Les élèves du Shawinigan High School se souviennent!

Par superadmin

CÉRÉMONIE. «Se souvenir pour que les jeunes n’oublient pas!». Voilà comment résumer la cérémonie du Jour du Souvenir qui a réuni 175 élèves mercredi matin du côté de l’école primaire Shawinigan High School.

Véritable tradition depuis près de 20 ans, ce rendez-vous annuel permet de mettre à contribution les élèves et de les intéresser aux actes des héros de guerre.

Lecture d’histoires, récitation du poème In Flanders’ Fields, chant de "Where Have All the Flowers Gone?" et témoignages touchants ne sont que quelques exemples qui alimentent cette cérémonie chaque année.

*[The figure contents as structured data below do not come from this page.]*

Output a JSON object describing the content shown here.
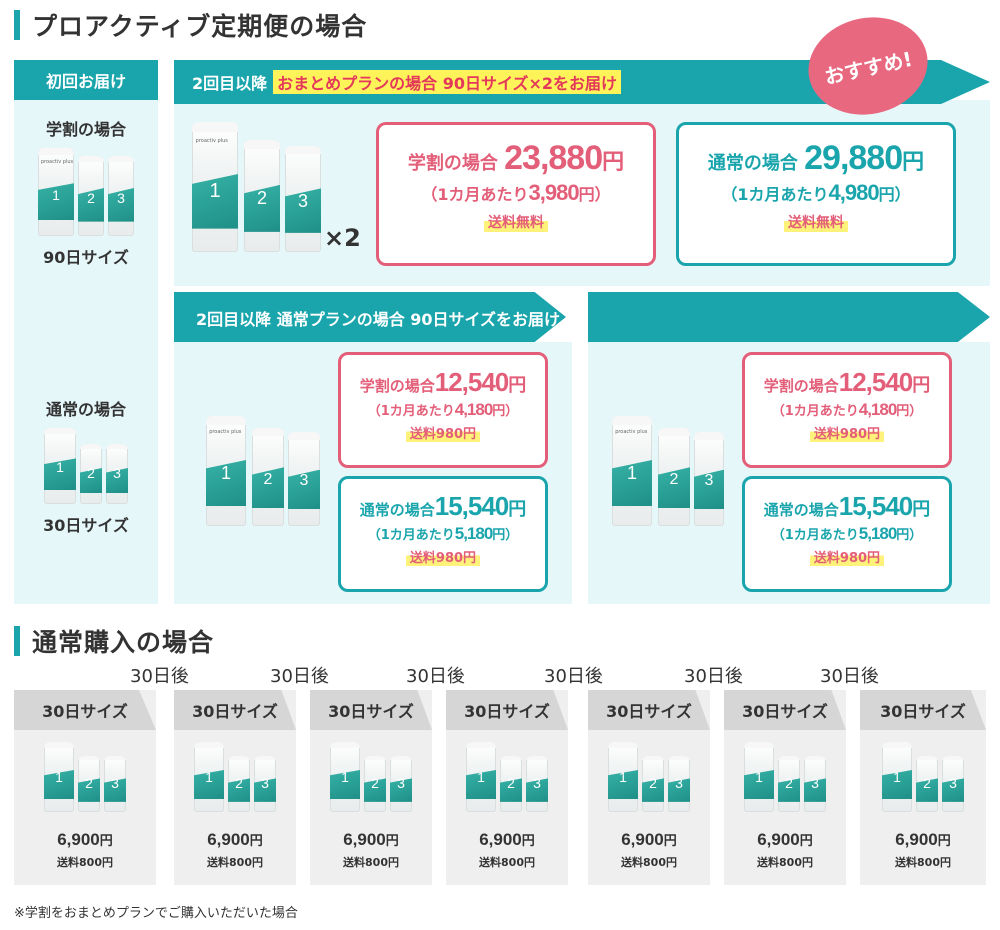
{
  "proactive": {
    "heading": "プロアクティブ定期便の場合",
    "first": {
      "header": "初回お届け",
      "student_label": "学割の場合",
      "student_size": "90日サイズ",
      "normal_label": "通常の場合",
      "normal_size": "30日サイズ"
    },
    "bundle": {
      "banner_prefix": "2回目以降",
      "banner_highlight": "おまとめプランの場合  90日サイズ×2をお届け",
      "badge": "おすすめ!",
      "multiplier": "×2",
      "student": {
        "label": "学割の場合",
        "price": "23,880",
        "yen": "円",
        "monthly_prefix": "（1カ月あたり",
        "monthly": "3,980",
        "monthly_suffix": "円）",
        "shipping": "送料無料"
      },
      "regular": {
        "label": "通常の場合",
        "price": "29,880",
        "yen": "円",
        "monthly_prefix": "（1カ月あたり",
        "monthly": "4,980",
        "monthly_suffix": "円）",
        "shipping": "送料無料"
      }
    },
    "normal_plan": {
      "banner": "2回目以降  通常プランの場合  90日サイズをお届け",
      "panels": [
        {
          "student": {
            "label": "学割の場合",
            "price": "12,540",
            "yen": "円",
            "monthly_prefix": "（1カ月あたり",
            "monthly": "4,180",
            "monthly_suffix": "円）",
            "shipping": "送料980円"
          },
          "regular": {
            "label": "通常の場合",
            "price": "15,540",
            "yen": "円",
            "monthly_prefix": "（1カ月あたり",
            "monthly": "5,180",
            "monthly_suffix": "円）",
            "shipping": "送料980円"
          }
        },
        {
          "student": {
            "label": "学割の場合",
            "price": "12,540",
            "yen": "円",
            "monthly_prefix": "（1カ月あたり",
            "monthly": "4,180",
            "monthly_suffix": "円）",
            "shipping": "送料980円"
          },
          "regular": {
            "label": "通常の場合",
            "price": "15,540",
            "yen": "円",
            "monthly_prefix": "（1カ月あたり",
            "monthly": "5,180",
            "monthly_suffix": "円）",
            "shipping": "送料980円"
          }
        }
      ]
    },
    "tube_numbers": [
      "1",
      "2",
      "3"
    ],
    "tube_logo": "proactiv plus"
  },
  "normal_purchase": {
    "heading": "通常購入の場合",
    "interval": "30日後",
    "cards": [
      {
        "size": "30日サイズ",
        "price": "6,900",
        "yen": "円",
        "shipping": "送料800円"
      },
      {
        "size": "30日サイズ",
        "price": "6,900",
        "yen": "円",
        "shipping": "送料800円"
      },
      {
        "size": "30日サイズ",
        "price": "6,900",
        "yen": "円",
        "shipping": "送料800円"
      },
      {
        "size": "30日サイズ",
        "price": "6,900",
        "yen": "円",
        "shipping": "送料800円"
      },
      {
        "size": "30日サイズ",
        "price": "6,900",
        "yen": "円",
        "shipping": "送料800円"
      },
      {
        "size": "30日サイズ",
        "price": "6,900",
        "yen": "円",
        "shipping": "送料800円"
      },
      {
        "size": "30日サイズ",
        "price": "6,900",
        "yen": "円",
        "shipping": "送料800円"
      }
    ]
  },
  "footnote": "※学割をおまとめプランでご購入いただいた場合",
  "colors": {
    "teal": "#1aa5ad",
    "pink": "#e35e78",
    "light_teal": "#e6f7fa",
    "gray": "#efefef",
    "highlight": "#fff35a"
  }
}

«Les élèves de 6e année ont eu le privilège d’avoir un entretien exclusif avec des vétérans de la guerre; chacun avait préparé une question et ils sont venus en faire part devant le reste de l’école. Sinon, on tente par divers moyens de se rappeler de cette portion de l’histoire dans le plaisir», explique l’enseignante Kim Kiolet.

Une commémoration qui rejoint les jeunes

Le but de l’activité est bien sûr de perpétrer la commémoration des anciens combattants, mais aussi de faire réaliser aux jeunes que ce jour est souvent plus près d’eux qu’ils ne le pensent.

«Quand on a demandé aux élèves de faire des recherches sur leur historique lié au sujet l’an dernier, plusieurs ont indiqué avoir un cousin, un grand-père ou un proche lié à la Deuxième guerre mondiale. Ce n’est pas quelque chose de dépassé!», ajoute Mme Kiolet.

«L’an dernier, Nathalie Gauthier, l’une de nos enseignantes, est venue faire un témoignage puisque sa sœur était impliquée. Ce sont toujours des moments émouvants quand un enseignant ou un collègue vient livrer son histoire avec la gorge nouée…»

À noter que plusieurs membres de la Filiale 44 de Shawinigan étaient présents, dont Marcel Girado, un vétéran de la Deuxième guerre mondiale. D’autres anciens combattants tel que Alain Boisvert sont venus raconter leurs histoires sur l’Égypte ou encore la Bosnie, alors que Jean Godin a dévoilé des secrets sur l’histoire de la région au cours de la deuxième guerre mondiale.

D’ailleurs, pour Kim Kiolet, il serait pertinent que chaque école tienne ce genre de cérémonie le 11 novembre. «C’est important et un responsable de chaque école devrait s’impliquer pour démarrer quelque chose dans son milieu», conclut la femme.